𝗦𝘁𝗼𝗽 𝗪𝗿𝗶𝘁𝗶𝗻𝗴 𝗕𝗿𝗶𝘁𝘁𝗹𝗲 𝗦𝗰𝗿𝗮𝗽𝗲𝗿𝘀
I scraped 5,000 product pages. Every page had different HTML. My CSS selectors broke. I tried XPath. I tried Regex. Nothing worked.
I built a scoring system. It failed during A/B tests. I used a headless browser. I wrote 500 lines of error handling. It was too fragile.
I stopped fighting the HTML structure. I extracted all visible text. I asked an LLM to find the data. I asked for JSON.
The process is simple.
- Use Playwright to render the page.
- Extract visible text.
- Prompt the LLM for specific fields.
- Store the result.
Here are the results.
- Cost: 5,000 pages cost $1.50 using GPT-4o-mini.

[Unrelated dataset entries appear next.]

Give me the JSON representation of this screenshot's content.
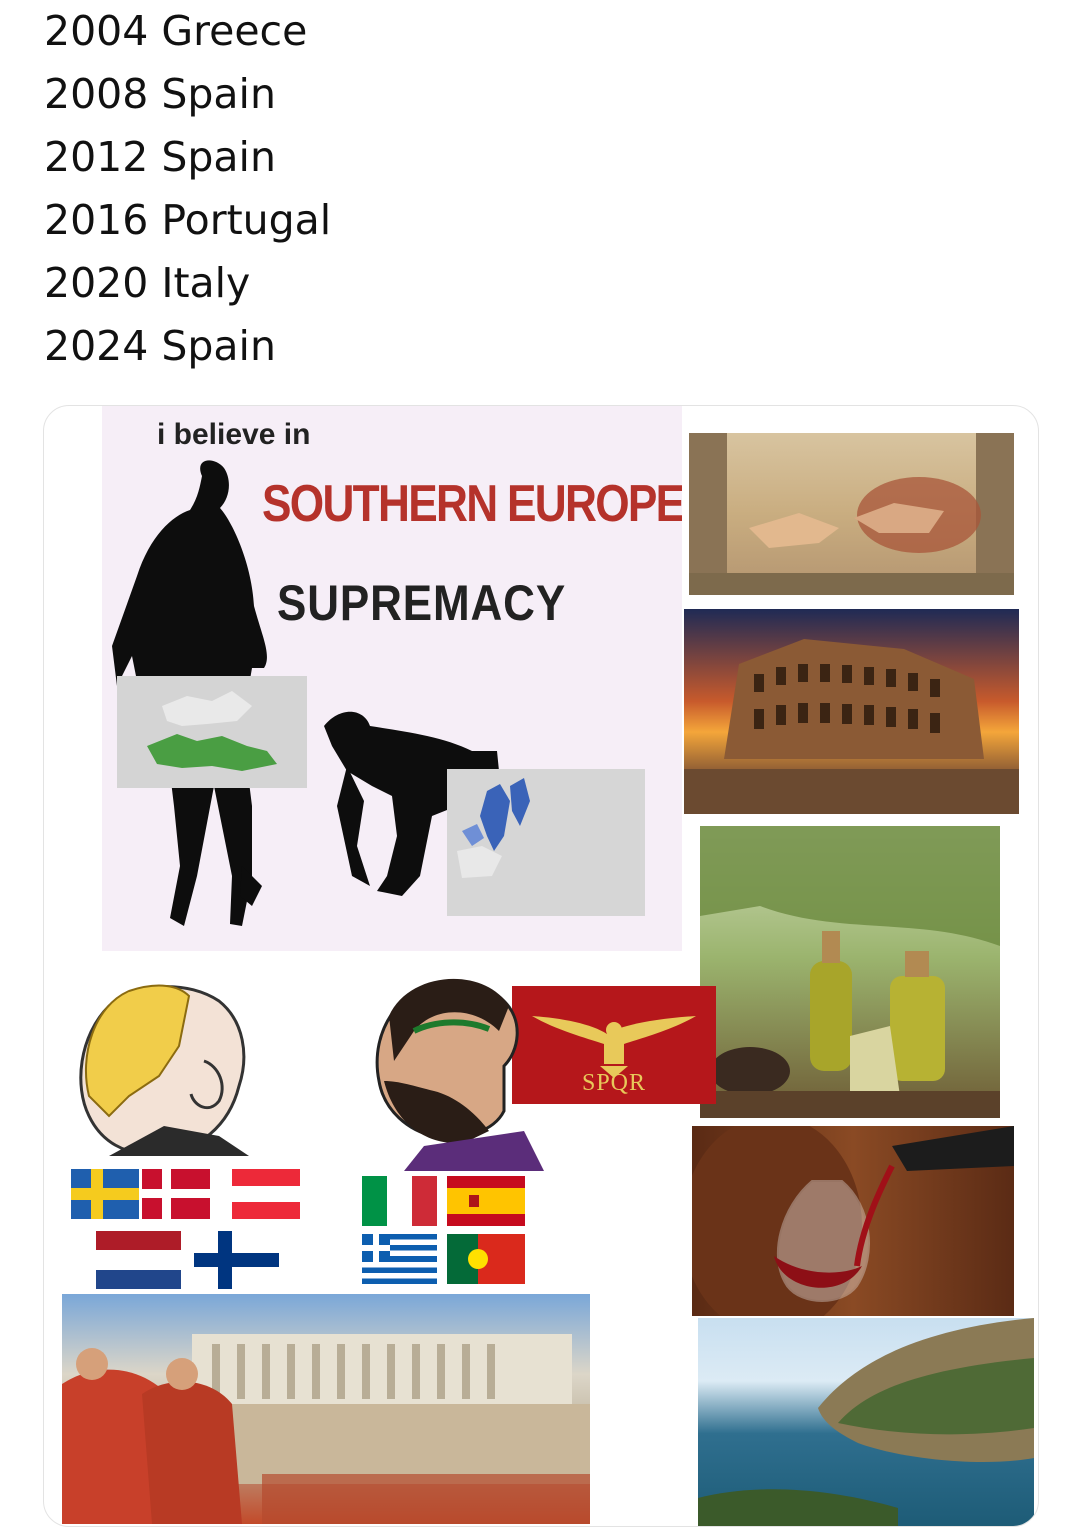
{
  "post": {
    "lines": [
      "2004 Greece",
      "2008 Spain",
      "2012 Spain",
      "2016 Portugal",
      "2020 Italy",
      "2024 Spain"
    ]
  },
  "meme": {
    "line1": "i believe in",
    "line2": "SOUTHERN EUROPE",
    "line3": "SUPREMACY",
    "spqr_text": "SPQR"
  },
  "colors": {
    "meme_bg": "#f6eef7",
    "headline_red": "#b5322b",
    "spqr_red": "#b5171b",
    "spqr_gold": "#e8c95a"
  }
}
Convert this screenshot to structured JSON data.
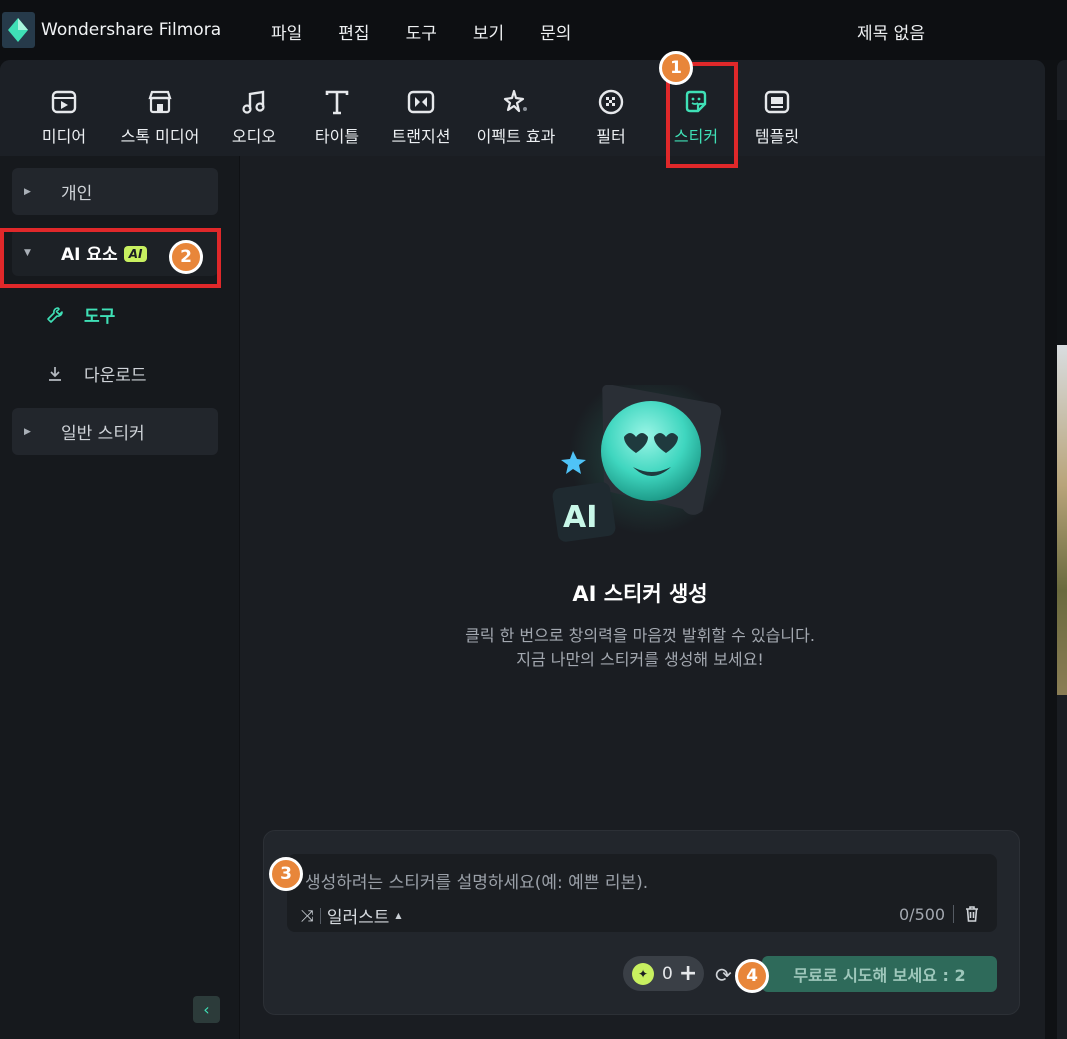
{
  "app": {
    "name": "Wondershare Filmora",
    "document_title": "제목 없음"
  },
  "menu": [
    "파일",
    "편집",
    "도구",
    "보기",
    "문의"
  ],
  "toolbar": {
    "items": [
      {
        "label": "미디어",
        "icon": "media-icon"
      },
      {
        "label": "스톡 미디어",
        "icon": "store-icon"
      },
      {
        "label": "오디오",
        "icon": "music-note-icon"
      },
      {
        "label": "타이틀",
        "icon": "text-t-icon"
      },
      {
        "label": "트랜지션",
        "icon": "transition-icon"
      },
      {
        "label": "이펙트 효과",
        "icon": "sparkle-effect-icon"
      },
      {
        "label": "필터",
        "icon": "filter-icon"
      },
      {
        "label": "스티커",
        "icon": "sticker-icon",
        "active": true
      },
      {
        "label": "템플릿",
        "icon": "template-icon"
      }
    ]
  },
  "sidebar": {
    "personal": "개인",
    "ai_elements": "AI 요소",
    "ai_badge": "AI",
    "tools": "도구",
    "download": "다운로드",
    "general_stickers": "일반 스티커",
    "collapse_glyph": "‹"
  },
  "main": {
    "hero_icon_text": "AI",
    "title": "AI 스티커 생성",
    "subtitle_line1": "클릭 한 번으로 창의력을 마음껏 발휘할 수 있습니다.",
    "subtitle_line2": "지금 나만의 스티커를 생성해 보세요!"
  },
  "generator": {
    "placeholder": "생성하려는 스티커를 설명하세요(예: 예쁜 리본).",
    "style": "일러스트",
    "counter": "0/500",
    "credits": "0",
    "try_button": "무료로 시도해 보세요 : 2"
  },
  "annotations": [
    "1",
    "2",
    "3",
    "4"
  ],
  "colors": {
    "accent": "#3fe0b6",
    "highlight_box": "#e0282a",
    "badge": "#e8863a",
    "ai_badge": "#c8f060"
  }
}
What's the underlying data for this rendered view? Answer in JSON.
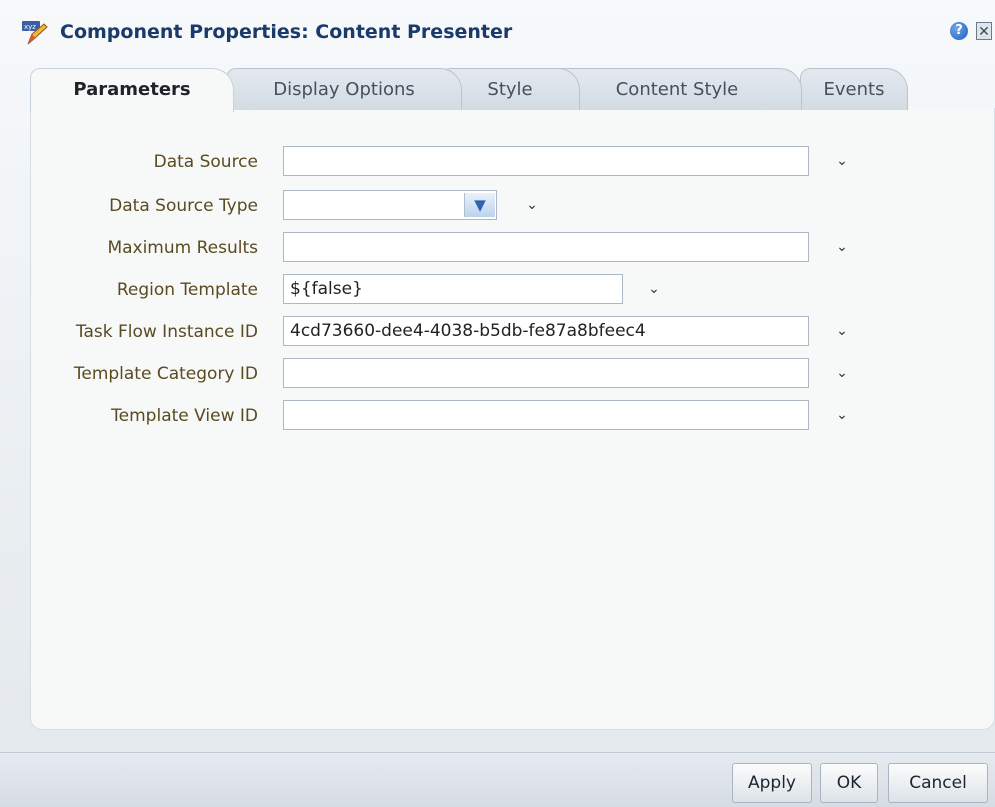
{
  "dialog": {
    "title": "Component Properties: Content Presenter",
    "help_symbol": "?",
    "close_symbol": "✕"
  },
  "tabs": [
    {
      "label": "Parameters",
      "active": true
    },
    {
      "label": "Display Options",
      "active": false
    },
    {
      "label": "Style",
      "active": false
    },
    {
      "label": "Content Style",
      "active": false
    },
    {
      "label": "Events",
      "active": false
    }
  ],
  "fields": [
    {
      "label": "Data Source",
      "value": "",
      "type": "text"
    },
    {
      "label": "Data Source Type",
      "value": "",
      "type": "select"
    },
    {
      "label": "Maximum Results",
      "value": "",
      "type": "text"
    },
    {
      "label": "Region Template",
      "value": "${false}",
      "type": "text"
    },
    {
      "label": "Task Flow Instance ID",
      "value": "4cd73660-dee4-4038-b5db-fe87a8bfeec4",
      "type": "text"
    },
    {
      "label": "Template Category ID",
      "value": "",
      "type": "text"
    },
    {
      "label": "Template View ID",
      "value": "",
      "type": "text"
    }
  ],
  "chevron_symbol": "⌄",
  "footer": {
    "apply_label": "Apply",
    "ok_label": "OK",
    "cancel_label": "Cancel"
  }
}
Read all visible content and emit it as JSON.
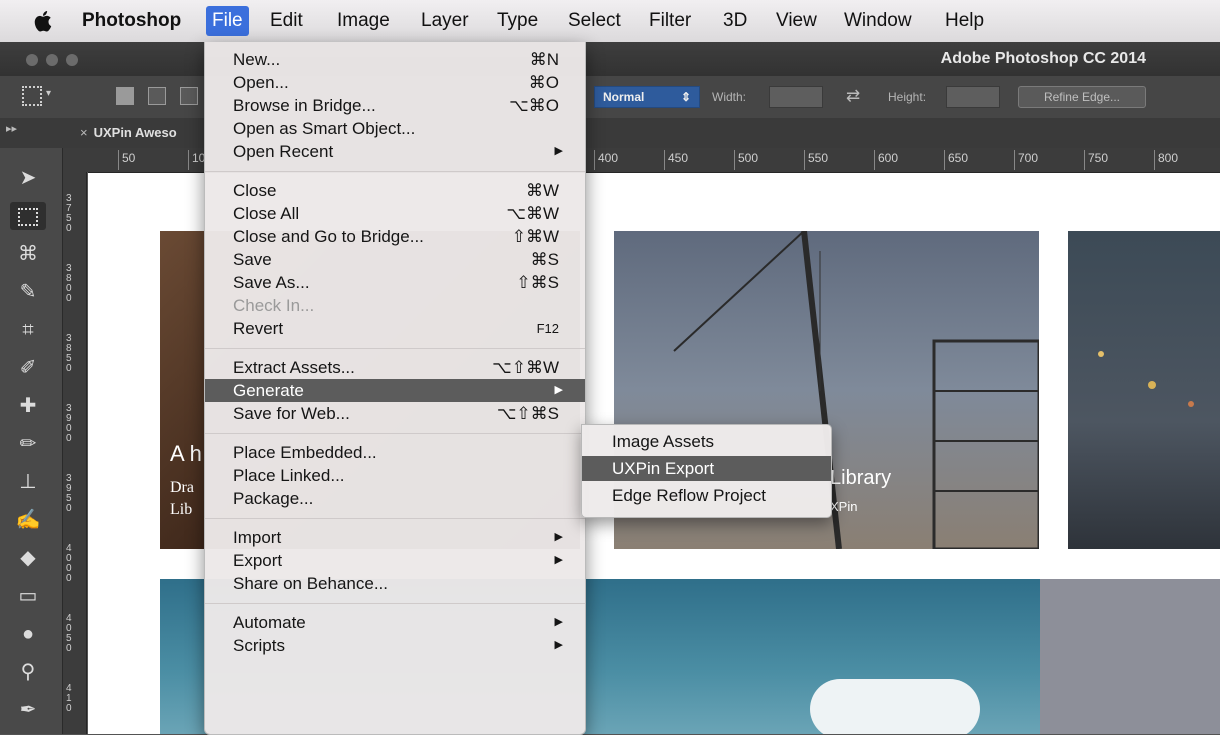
{
  "menubar": {
    "app": "Photoshop",
    "items": [
      "File",
      "Edit",
      "Image",
      "Layer",
      "Type",
      "Select",
      "Filter",
      "3D",
      "View",
      "Window",
      "Help"
    ]
  },
  "window": {
    "title": "Adobe Photoshop CC 2014"
  },
  "options_bar": {
    "mode": "Normal",
    "width_label": "Width:",
    "height_label": "Height:",
    "refine_button": "Refine Edge..."
  },
  "document": {
    "tab_label": "UXPin Aweso",
    "close_glyph": "×"
  },
  "ruler": {
    "h_ticks": [
      "50",
      "10",
      "400",
      "450",
      "500",
      "550",
      "600",
      "650",
      "700",
      "750",
      "800"
    ],
    "v_ticks": [
      "3750",
      "3800",
      "3850",
      "3900",
      "3950",
      "4000",
      "4050",
      "410"
    ]
  },
  "canvas": {
    "card1_title": "A h",
    "card1_line1": "Dra",
    "card1_line2": "Lib",
    "card2_title": "Library",
    "card2_sub": "XPin"
  },
  "file_menu": {
    "items": [
      {
        "label": "New...",
        "shortcut": "⌘N"
      },
      {
        "label": "Open...",
        "shortcut": "⌘O"
      },
      {
        "label": "Browse in Bridge...",
        "shortcut": "⌥⌘O"
      },
      {
        "label": "Open as Smart Object...",
        "shortcut": ""
      },
      {
        "label": "Open Recent",
        "shortcut": "",
        "submenu": true
      },
      {
        "label": "Close",
        "shortcut": "⌘W"
      },
      {
        "label": "Close All",
        "shortcut": "⌥⌘W"
      },
      {
        "label": "Close and Go to Bridge...",
        "shortcut": "⇧⌘W"
      },
      {
        "label": "Save",
        "shortcut": "⌘S"
      },
      {
        "label": "Save As...",
        "shortcut": "⇧⌘S"
      },
      {
        "label": "Check In...",
        "shortcut": "",
        "disabled": true
      },
      {
        "label": "Revert",
        "shortcut": "F12"
      },
      {
        "label": "Extract Assets...",
        "shortcut": "⌥⇧⌘W"
      },
      {
        "label": "Generate",
        "shortcut": "",
        "submenu": true,
        "highlighted": true
      },
      {
        "label": "Save for Web...",
        "shortcut": "⌥⇧⌘S"
      },
      {
        "label": "Place Embedded...",
        "shortcut": ""
      },
      {
        "label": "Place Linked...",
        "shortcut": ""
      },
      {
        "label": "Package...",
        "shortcut": ""
      },
      {
        "label": "Import",
        "shortcut": "",
        "submenu": true
      },
      {
        "label": "Export",
        "shortcut": "",
        "submenu": true
      },
      {
        "label": "Share on Behance...",
        "shortcut": ""
      },
      {
        "label": "Automate",
        "shortcut": "",
        "submenu": true
      },
      {
        "label": "Scripts",
        "shortcut": "",
        "submenu": true
      }
    ]
  },
  "generate_submenu": {
    "items": [
      {
        "label": "Image Assets"
      },
      {
        "label": "UXPin Export",
        "highlighted": true
      },
      {
        "label": "Edge Reflow Project"
      }
    ]
  },
  "glyphs": {
    "submenu_arrow": "▶"
  }
}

- Speed: Each call takes 2 to 5 seconds.
- Accuracy: 97% for prices. 85% for rare fields.
Use this method for messy sites.
Avoid this method for these cases.
- Stable sites.
- Real-time data.
- Private data.
Treat web pages as text. Stop treating them as structured documents.